Sobota 15 sierpnia

„Wielbi dusza moja Pana i raduje się duch  mój w Bogu, Zbawcy moim…Gdyż wielkie rzeczy uczynił mi Wszechmocny.”

 

Z dzisiejszej ewangelii bije ogromna radość, prawdziwy wybuch radości dwóch niezwykłych kobiet Maryi i Elżbiety, które dzielą się wzajemnie radosną wieścią. Oto w ich łonach poczęły się, i to w cudownych okolicznościach, dzieci jeszcze bardziej niezwykłe niż one same: Jezus, Syn Boży, Zbawiciel świata i Jan Chrzciciel,który ma zwiastować Jego przyjście. Pozdrowienie Maryi napełnia Elżbietę taką radością, że pod natchnieniem Ducha Swiętego oznajmia Maryi to, co wcześniej zwiastował jej archanioł Gabriel, że jest Matką Syna Bożego. Maryja przekonuje się, że „dla Boga nie ma nic niemożliwego” (Łk1,37) jeśli tylko z największą pokorą, cierpliwością i ufnością podda się Jego świętej woli i pozwoli Mu się prowadzić przez życie.
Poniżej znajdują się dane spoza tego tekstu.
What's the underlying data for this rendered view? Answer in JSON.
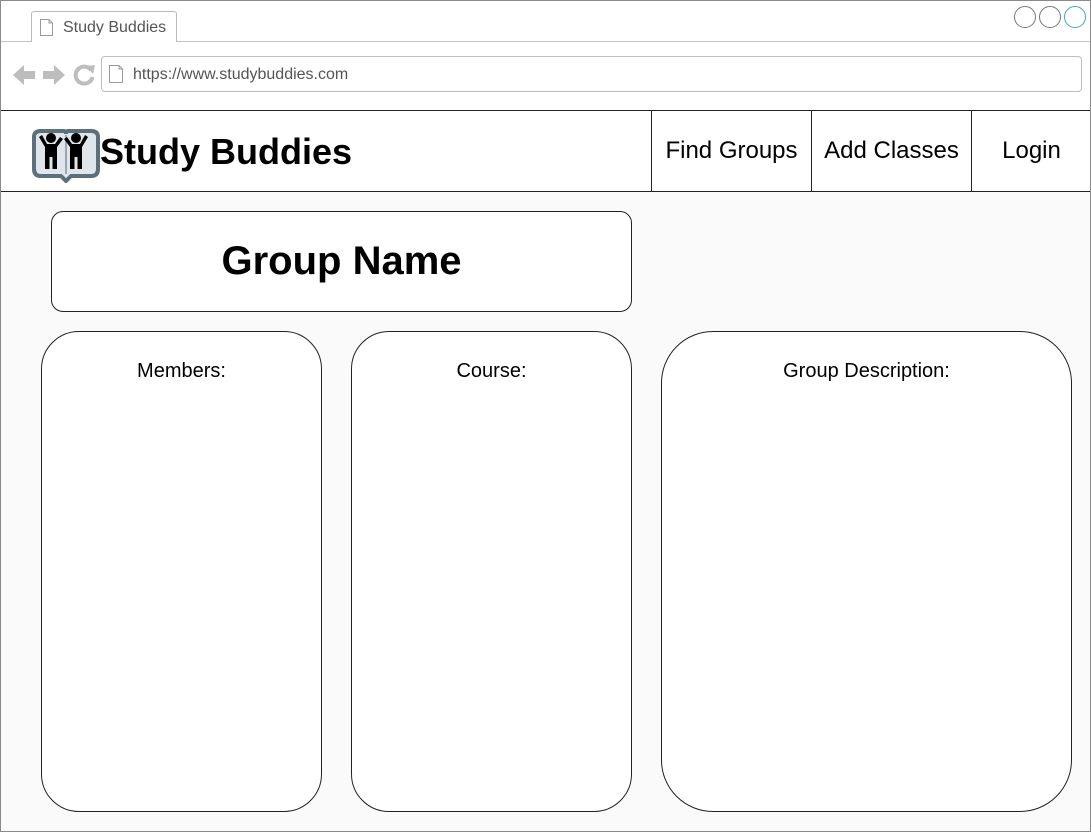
{
  "browser": {
    "tab_title": "Study Buddies",
    "url": "https://www.studybuddies.com",
    "icons": [
      "page-icon",
      "back-arrow-icon",
      "forward-arrow-icon",
      "reload-icon",
      "minimize-circle-icon",
      "maximize-circle-icon",
      "close-circle-icon"
    ]
  },
  "header": {
    "brand": "Study Buddies",
    "logo_icon": "study-buddies-logo-icon",
    "nav": {
      "find_groups": "Find Groups",
      "add_classes": "Add Classes",
      "login": "Login"
    }
  },
  "main": {
    "group_name": "Group Name",
    "members_label": "Members:",
    "course_label": "Course:",
    "description_label": "Group Description:"
  },
  "colors": {
    "active_window_control": "#3aa6e0",
    "logo_frame": "#5b6f7c",
    "border": "#222222"
  }
}
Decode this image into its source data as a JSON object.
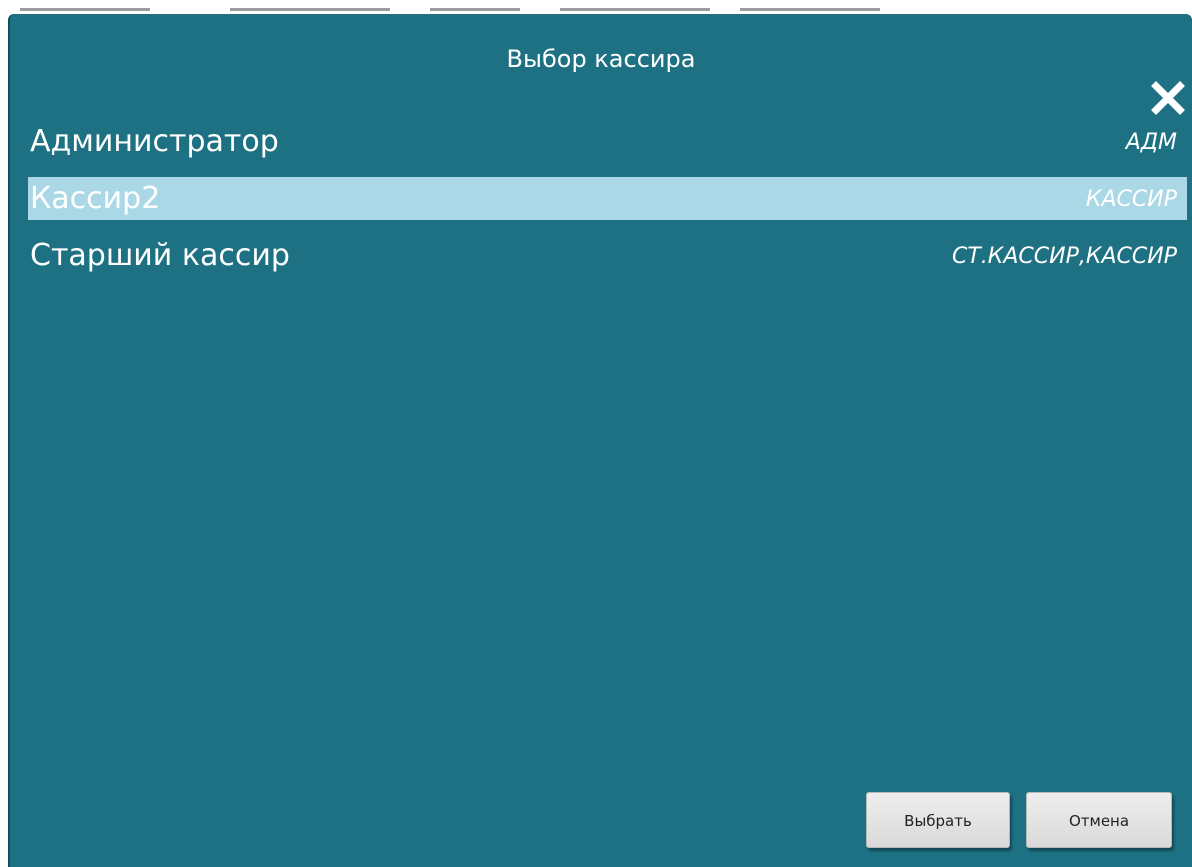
{
  "dialog": {
    "title": "Выбор кассира",
    "close_label": "X"
  },
  "cashiers": [
    {
      "name": "Администратор",
      "role": "АДМ",
      "selected": false
    },
    {
      "name": "Кассир2",
      "role": "КАССИР",
      "selected": true
    },
    {
      "name": "Старший кассир",
      "role": "СТ.КАССИР,КАССИР",
      "selected": false
    }
  ],
  "buttons": {
    "select_label": "Выбрать",
    "cancel_label": "Отмена"
  },
  "colors": {
    "dialog_bg": "#1d7183",
    "selected_row_bg": "#abd8e6",
    "text": "#ffffff"
  }
}
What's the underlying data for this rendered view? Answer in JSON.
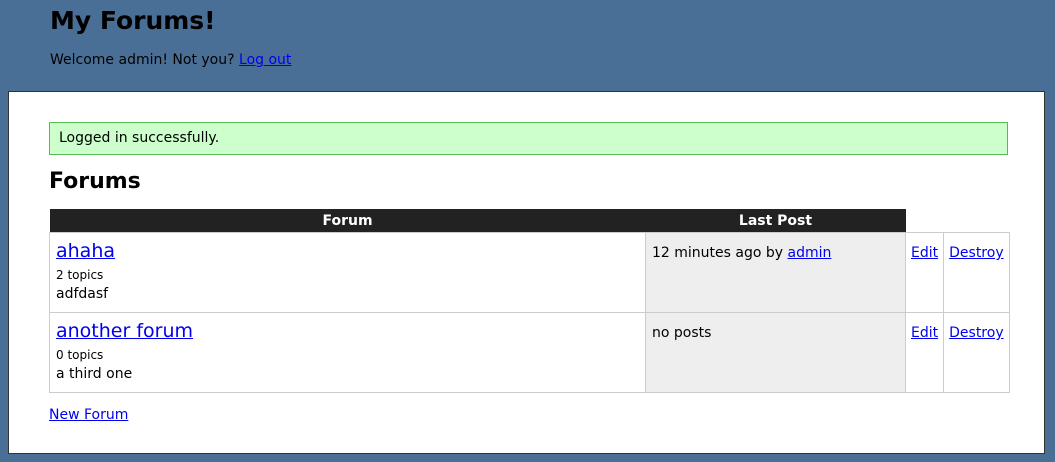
{
  "header": {
    "title": "My Forums!",
    "welcome_prefix": "Welcome admin! Not you?",
    "logout_label": "Log out"
  },
  "flash": {
    "message": "Logged in successfully."
  },
  "main": {
    "section_title": "Forums",
    "columns": [
      "Forum",
      "Last Post"
    ],
    "forums": [
      {
        "name": "ahaha",
        "topics": "2 topics",
        "description": "adfdasf",
        "last_post_prefix": "12 minutes ago by",
        "last_post_user": "admin",
        "edit_label": "Edit",
        "destroy_label": "Destroy"
      },
      {
        "name": "another forum",
        "topics": "0 topics",
        "description": "a third one",
        "last_post_prefix": "no posts",
        "last_post_user": "",
        "edit_label": "Edit",
        "destroy_label": "Destroy"
      }
    ],
    "new_forum_label": "New Forum"
  }
}
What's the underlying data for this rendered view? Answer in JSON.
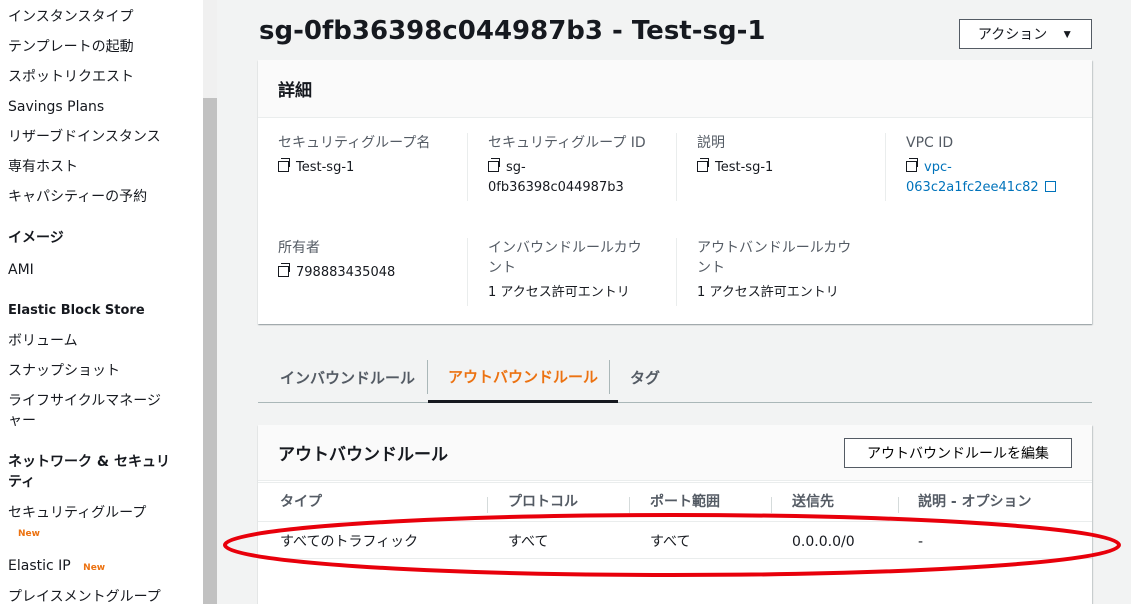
{
  "sidebar": {
    "items": [
      {
        "label": "インスタンスタイプ"
      },
      {
        "label": "テンプレートの起動"
      },
      {
        "label": "スポットリクエスト"
      },
      {
        "label": "Savings Plans"
      },
      {
        "label": "リザーブドインスタンス"
      },
      {
        "label": "専有ホスト"
      },
      {
        "label": "キャパシティーの予約"
      }
    ],
    "images_header": "イメージ",
    "ami": "AMI",
    "ebs_header": "Elastic Block Store",
    "volume": "ボリューム",
    "snapshot": "スナップショット",
    "lifecycle_1": "ライフサイクルマネージ",
    "lifecycle_2": "ャー",
    "network_header_1": "ネットワーク & セキュリ",
    "network_header_2": "ティ",
    "security_groups": "セキュリティグループ",
    "new_badge_1": "New",
    "elastic_ip": "Elastic IP",
    "new_badge_2": "New",
    "placement_groups": "プレイスメントグループ"
  },
  "header": {
    "title": "sg-0fb36398c044987b3 - Test-sg-1",
    "action_label": "アクション",
    "action_caret": "▼"
  },
  "details": {
    "title": "詳細",
    "sg_name_label": "セキュリティグループ名",
    "sg_name_value": "Test-sg-1",
    "sg_id_label": "セキュリティグループ ID",
    "sg_id_value_1": "sg-",
    "sg_id_value_2": "0fb36398c044987b3",
    "desc_label": "説明",
    "desc_value": "Test-sg-1",
    "vpc_label": "VPC ID",
    "vpc_value_1": "vpc-",
    "vpc_value_2": "063c2a1fc2ee41c82",
    "owner_label": "所有者",
    "owner_value": "798883435048",
    "inbound_count_label_1": "インバウンドルールカウ",
    "inbound_count_label_2": "ント",
    "inbound_count_value": "1 アクセス許可エントリ",
    "outbound_count_label_1": "アウトバンドルールカウ",
    "outbound_count_label_2": "ント",
    "outbound_count_value": "1 アクセス許可エントリ"
  },
  "tabs": [
    {
      "label": "インバウンドルール"
    },
    {
      "label": "アウトバウンドルール"
    },
    {
      "label": "タグ"
    }
  ],
  "outbound": {
    "title": "アウトバウンドルール",
    "edit_button": "アウトバウンドルールを編集",
    "columns": [
      "タイプ",
      "プロトコル",
      "ポート範囲",
      "送信先",
      "説明 - オプション"
    ],
    "rows": [
      [
        "すべてのトラフィック",
        "すべて",
        "すべて",
        "0.0.0.0/0",
        "-"
      ]
    ]
  },
  "colors": {
    "accent": "#ec7211",
    "link": "#0073bb",
    "annotation": "#e8000b"
  }
}
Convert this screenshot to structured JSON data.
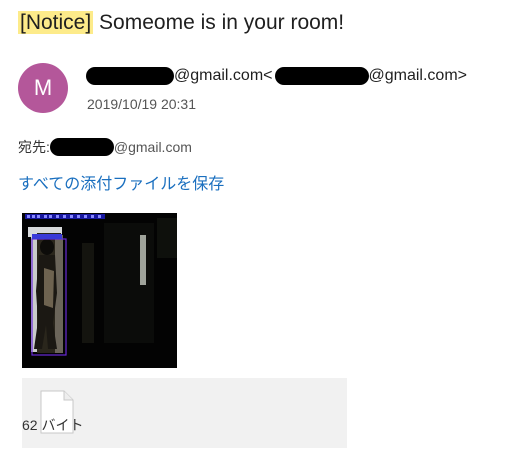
{
  "email": {
    "subject_tag": "[Notice]",
    "subject_text": " Someome is in your room!",
    "avatar_letter": "M",
    "from_domain": "@gmail.com",
    "from_angle_open": " <",
    "from_addr_domain": "@gmail.com>",
    "date": "2019/10/19 20:31",
    "to_label": "宛先: ",
    "to_domain": "@gmail.com"
  },
  "attachments": {
    "save_all_label": "すべての添付ファイルを保存",
    "file_size": "62 バイト"
  },
  "colors": {
    "accent_link": "#1a6fbf",
    "avatar_bg": "#b4579a",
    "highlight": "#fdeb8a",
    "bounding_box": "#6a2bd8"
  },
  "icons": {
    "file": "file-icon"
  }
}
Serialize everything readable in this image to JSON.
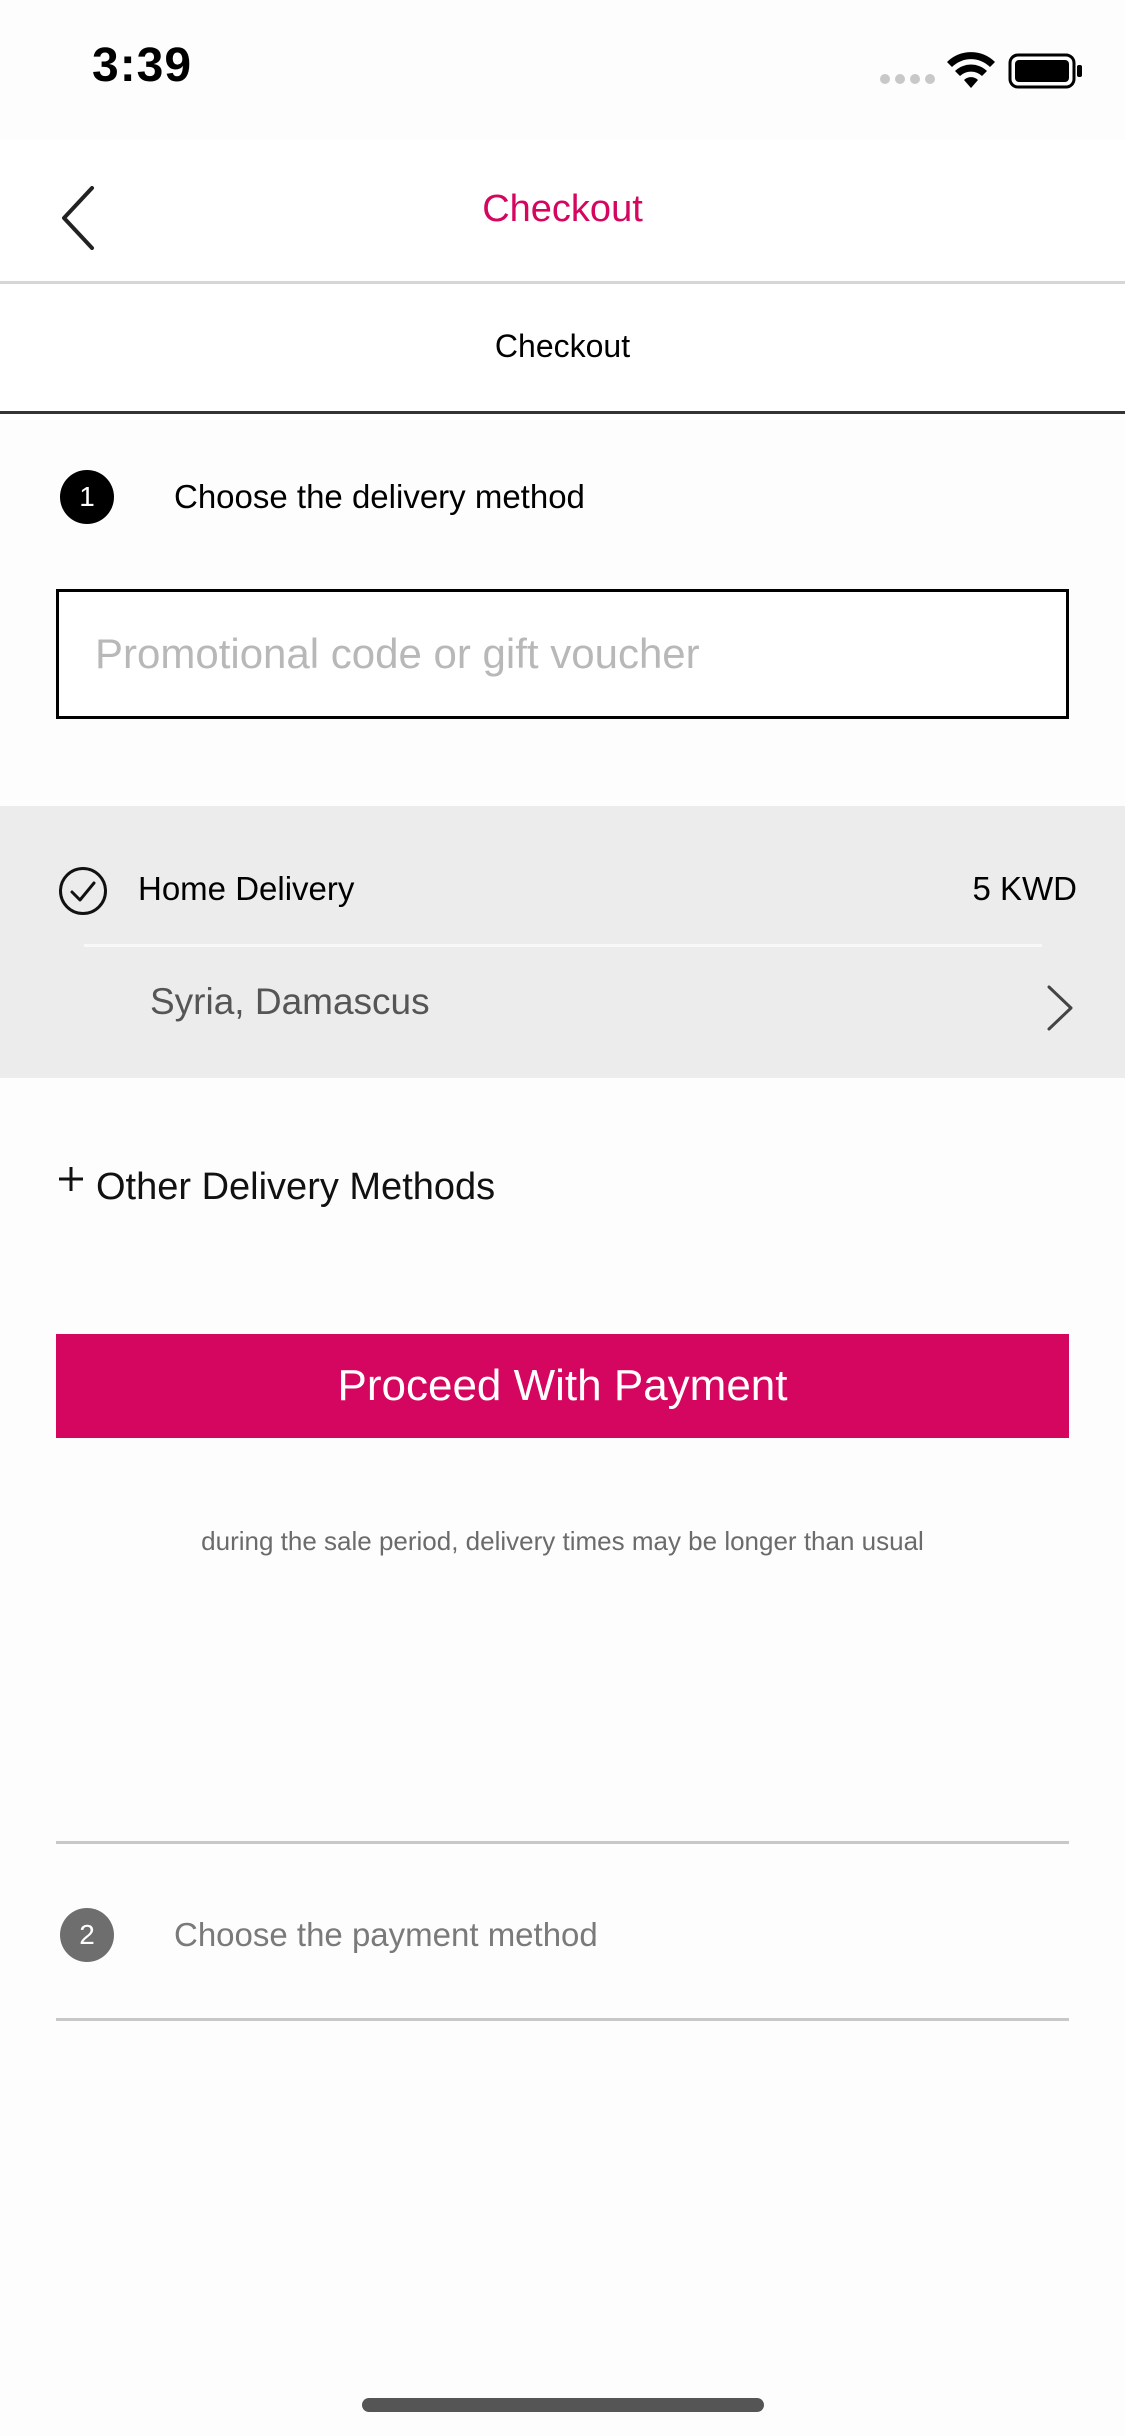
{
  "status_bar": {
    "time": "3:39"
  },
  "nav": {
    "title": "Checkout"
  },
  "tab": {
    "label": "Checkout"
  },
  "step1": {
    "number": "1",
    "label": "Choose the delivery method"
  },
  "promo": {
    "placeholder": "Promotional code or gift voucher",
    "value": ""
  },
  "delivery": {
    "method": "Home Delivery",
    "price": "5 KWD",
    "address": "Syria, Damascus",
    "selected": true
  },
  "other_methods": {
    "symbol": "+",
    "label": "Other Delivery Methods"
  },
  "proceed_button": {
    "label": "Proceed With Payment"
  },
  "sale_note": "during the sale period, delivery times may be longer than usual",
  "step2": {
    "number": "2",
    "label": "Choose the payment method"
  },
  "colors": {
    "accent": "#d4065f",
    "selected_bg": "#ececec"
  },
  "icons": {
    "back": "chevron-left-icon",
    "selected": "check-circle-icon",
    "address": "chevron-right-icon",
    "expand": "plus-icon"
  }
}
Odpowiedzią Maryi jest Magnificat, ten najpiękniejszy i najradośniejszy hymn uwielbienia Boga, „gdyż wielkie rzeczy uczynił mi Wszechmocny” (Łk1,49). A uczynił największą rzecz w dziejach ludzkości. Przez pokorne „fiat” Maryi „Słowo stało się ciałem i zamieszkało między nami” (J1,14) i otworzyło drogę ku naszemu zbawieniu i radości z przyszłego zmartwychwstania. Maryja swój Magnificat wyśpiewa potem całym swoim życiem choć nie będzie ono usłane różami tylko pełne trudności i cierpień. Uczmy się od niej z pokorą, cierpliwością i ufnością wypełniać wolę Bożą w swoim życiu. Święta Maryjo, Matko Boża, bądź dla nas  zawsze wzorem takiej pokornej służby i zaufania Bogu i wstawiaj się za nami u Niego we wszystkich naszych sprawach. Niech Twoja radość uwielbienia i dziękczynienia za wszystko Bogu przenika i przepełnia całe nasze życie.